April 5 – 6 in Austin: Make a Difference!
“BrainStorm”, the 31st Annual CTD Convention will be focused more than ever on advocacy for critical issues impacting people with disabilities, families, friends and advocates. The location and timing are right, at the AT&T Executive Conference Center just blocks from the Capitol and in the last 60 days of the Texas legislative session. You will be trained, armed and energized to make a difference in the Texas State Capitol. (Just like the disability activists in the picture below!)
Sunday afternoon, April 5, will prepare you with political speakers and training in advocacy techniques and major issues by Bob Kafka of ADAPT, Colleen Horton of the UT Center for Disability Studies and CTD’s Dennis Borel. Plus a series of briefings on special legislative topics. You’ll enjoy networking at our casual reception in the early evening.
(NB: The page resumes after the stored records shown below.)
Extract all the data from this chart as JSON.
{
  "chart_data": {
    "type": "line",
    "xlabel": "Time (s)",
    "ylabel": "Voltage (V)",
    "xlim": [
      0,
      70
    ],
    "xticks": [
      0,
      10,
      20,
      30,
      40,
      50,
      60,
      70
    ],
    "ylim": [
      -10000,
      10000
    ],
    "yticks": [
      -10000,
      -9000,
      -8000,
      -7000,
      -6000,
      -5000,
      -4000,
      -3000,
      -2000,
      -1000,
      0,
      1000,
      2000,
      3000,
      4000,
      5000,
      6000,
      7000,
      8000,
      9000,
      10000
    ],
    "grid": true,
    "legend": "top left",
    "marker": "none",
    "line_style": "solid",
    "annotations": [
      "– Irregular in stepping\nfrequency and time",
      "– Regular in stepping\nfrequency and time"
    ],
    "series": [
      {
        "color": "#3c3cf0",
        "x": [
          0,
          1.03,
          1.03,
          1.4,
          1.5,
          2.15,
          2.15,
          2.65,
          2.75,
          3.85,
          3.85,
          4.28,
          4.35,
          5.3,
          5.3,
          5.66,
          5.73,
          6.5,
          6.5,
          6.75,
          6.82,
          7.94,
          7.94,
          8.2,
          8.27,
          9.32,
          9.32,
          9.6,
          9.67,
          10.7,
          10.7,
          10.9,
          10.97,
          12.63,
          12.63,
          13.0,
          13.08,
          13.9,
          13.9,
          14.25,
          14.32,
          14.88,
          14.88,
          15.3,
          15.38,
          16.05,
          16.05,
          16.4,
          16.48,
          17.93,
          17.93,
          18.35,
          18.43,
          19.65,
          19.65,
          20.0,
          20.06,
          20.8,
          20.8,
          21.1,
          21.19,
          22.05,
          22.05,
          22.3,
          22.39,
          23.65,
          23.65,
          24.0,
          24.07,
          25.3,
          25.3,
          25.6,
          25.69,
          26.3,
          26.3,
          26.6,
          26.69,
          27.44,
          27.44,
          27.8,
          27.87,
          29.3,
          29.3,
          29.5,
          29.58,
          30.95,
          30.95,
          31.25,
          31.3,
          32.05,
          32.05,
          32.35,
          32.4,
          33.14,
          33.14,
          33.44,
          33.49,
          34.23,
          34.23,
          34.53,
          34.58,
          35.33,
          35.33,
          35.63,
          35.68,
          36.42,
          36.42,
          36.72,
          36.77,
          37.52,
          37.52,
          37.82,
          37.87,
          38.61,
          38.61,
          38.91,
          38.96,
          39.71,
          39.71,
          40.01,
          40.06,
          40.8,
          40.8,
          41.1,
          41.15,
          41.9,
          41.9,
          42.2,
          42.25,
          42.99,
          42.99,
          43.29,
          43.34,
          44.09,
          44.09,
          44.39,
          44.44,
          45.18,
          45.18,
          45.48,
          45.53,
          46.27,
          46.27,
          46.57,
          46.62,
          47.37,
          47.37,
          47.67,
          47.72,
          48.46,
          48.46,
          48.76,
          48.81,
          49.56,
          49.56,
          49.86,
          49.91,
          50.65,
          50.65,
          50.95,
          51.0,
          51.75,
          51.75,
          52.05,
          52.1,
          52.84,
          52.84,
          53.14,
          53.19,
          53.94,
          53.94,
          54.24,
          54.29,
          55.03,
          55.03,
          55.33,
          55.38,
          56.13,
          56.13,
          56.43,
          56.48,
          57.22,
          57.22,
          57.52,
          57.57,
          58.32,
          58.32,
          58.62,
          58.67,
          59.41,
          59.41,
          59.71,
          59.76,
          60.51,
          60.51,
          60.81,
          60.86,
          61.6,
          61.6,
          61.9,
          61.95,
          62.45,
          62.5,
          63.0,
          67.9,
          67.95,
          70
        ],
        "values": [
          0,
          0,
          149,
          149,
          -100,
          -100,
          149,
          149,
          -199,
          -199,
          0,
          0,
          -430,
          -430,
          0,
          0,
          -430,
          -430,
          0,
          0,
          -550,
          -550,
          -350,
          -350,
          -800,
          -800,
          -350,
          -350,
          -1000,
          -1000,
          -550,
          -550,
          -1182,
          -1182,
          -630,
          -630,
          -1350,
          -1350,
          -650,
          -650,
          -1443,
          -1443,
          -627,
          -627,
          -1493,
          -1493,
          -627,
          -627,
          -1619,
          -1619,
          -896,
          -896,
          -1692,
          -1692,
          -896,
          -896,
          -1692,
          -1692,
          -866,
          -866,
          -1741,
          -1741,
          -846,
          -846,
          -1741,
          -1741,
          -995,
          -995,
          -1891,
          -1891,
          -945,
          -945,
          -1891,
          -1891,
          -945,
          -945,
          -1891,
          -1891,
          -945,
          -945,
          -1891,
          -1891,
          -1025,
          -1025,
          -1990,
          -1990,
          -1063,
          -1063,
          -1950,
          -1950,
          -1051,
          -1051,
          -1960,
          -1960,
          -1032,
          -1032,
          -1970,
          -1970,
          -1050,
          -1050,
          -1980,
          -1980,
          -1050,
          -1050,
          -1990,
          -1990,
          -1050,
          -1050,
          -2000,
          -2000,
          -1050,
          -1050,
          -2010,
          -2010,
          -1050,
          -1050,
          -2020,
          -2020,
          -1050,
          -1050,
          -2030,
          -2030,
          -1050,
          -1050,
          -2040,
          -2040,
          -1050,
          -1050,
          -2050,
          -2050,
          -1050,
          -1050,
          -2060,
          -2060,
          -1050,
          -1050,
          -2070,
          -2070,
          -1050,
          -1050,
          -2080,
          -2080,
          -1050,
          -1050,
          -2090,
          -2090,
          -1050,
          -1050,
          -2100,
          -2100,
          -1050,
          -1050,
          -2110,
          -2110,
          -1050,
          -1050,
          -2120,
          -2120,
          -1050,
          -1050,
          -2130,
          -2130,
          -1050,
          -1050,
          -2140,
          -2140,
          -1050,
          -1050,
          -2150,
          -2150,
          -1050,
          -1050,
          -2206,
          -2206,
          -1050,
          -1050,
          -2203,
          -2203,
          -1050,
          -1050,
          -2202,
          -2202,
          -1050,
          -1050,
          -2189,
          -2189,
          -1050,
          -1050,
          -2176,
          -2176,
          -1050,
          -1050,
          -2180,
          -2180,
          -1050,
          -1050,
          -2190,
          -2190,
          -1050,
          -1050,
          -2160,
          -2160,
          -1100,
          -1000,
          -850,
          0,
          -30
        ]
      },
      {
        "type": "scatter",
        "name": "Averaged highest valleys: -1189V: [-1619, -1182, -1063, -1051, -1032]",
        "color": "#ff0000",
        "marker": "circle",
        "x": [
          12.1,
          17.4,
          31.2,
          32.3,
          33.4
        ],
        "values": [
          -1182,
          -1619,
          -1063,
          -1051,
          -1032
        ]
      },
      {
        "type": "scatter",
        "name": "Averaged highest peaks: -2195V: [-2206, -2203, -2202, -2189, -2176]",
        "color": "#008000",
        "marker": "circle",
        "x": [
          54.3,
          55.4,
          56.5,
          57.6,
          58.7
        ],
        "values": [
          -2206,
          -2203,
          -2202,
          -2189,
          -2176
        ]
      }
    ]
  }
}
Monday morning, April 6, we’ll have a quick breakfast set up for you, then on to the historic Capitol for a rally and press conference. Next, into the halls of power—YOUR POWER—where you will visit senators and representatives and make your voice heard! Go to www.cotwd.org click on Raise Your Voice! and find out how to contact your legislators to set up an appointment. Figure between 10 am and noon on Monday April 6. Remember, they want to hear from you! Then it’s back to the AT&T Center for a well-deserved luncheon with speakers Mark Zupan of “Murderball” fame and gold medal Paralympian and Susan Connors, President of the Brain Injury Association of America.
Deadline for the group rate at the hotel is March 23, 2009!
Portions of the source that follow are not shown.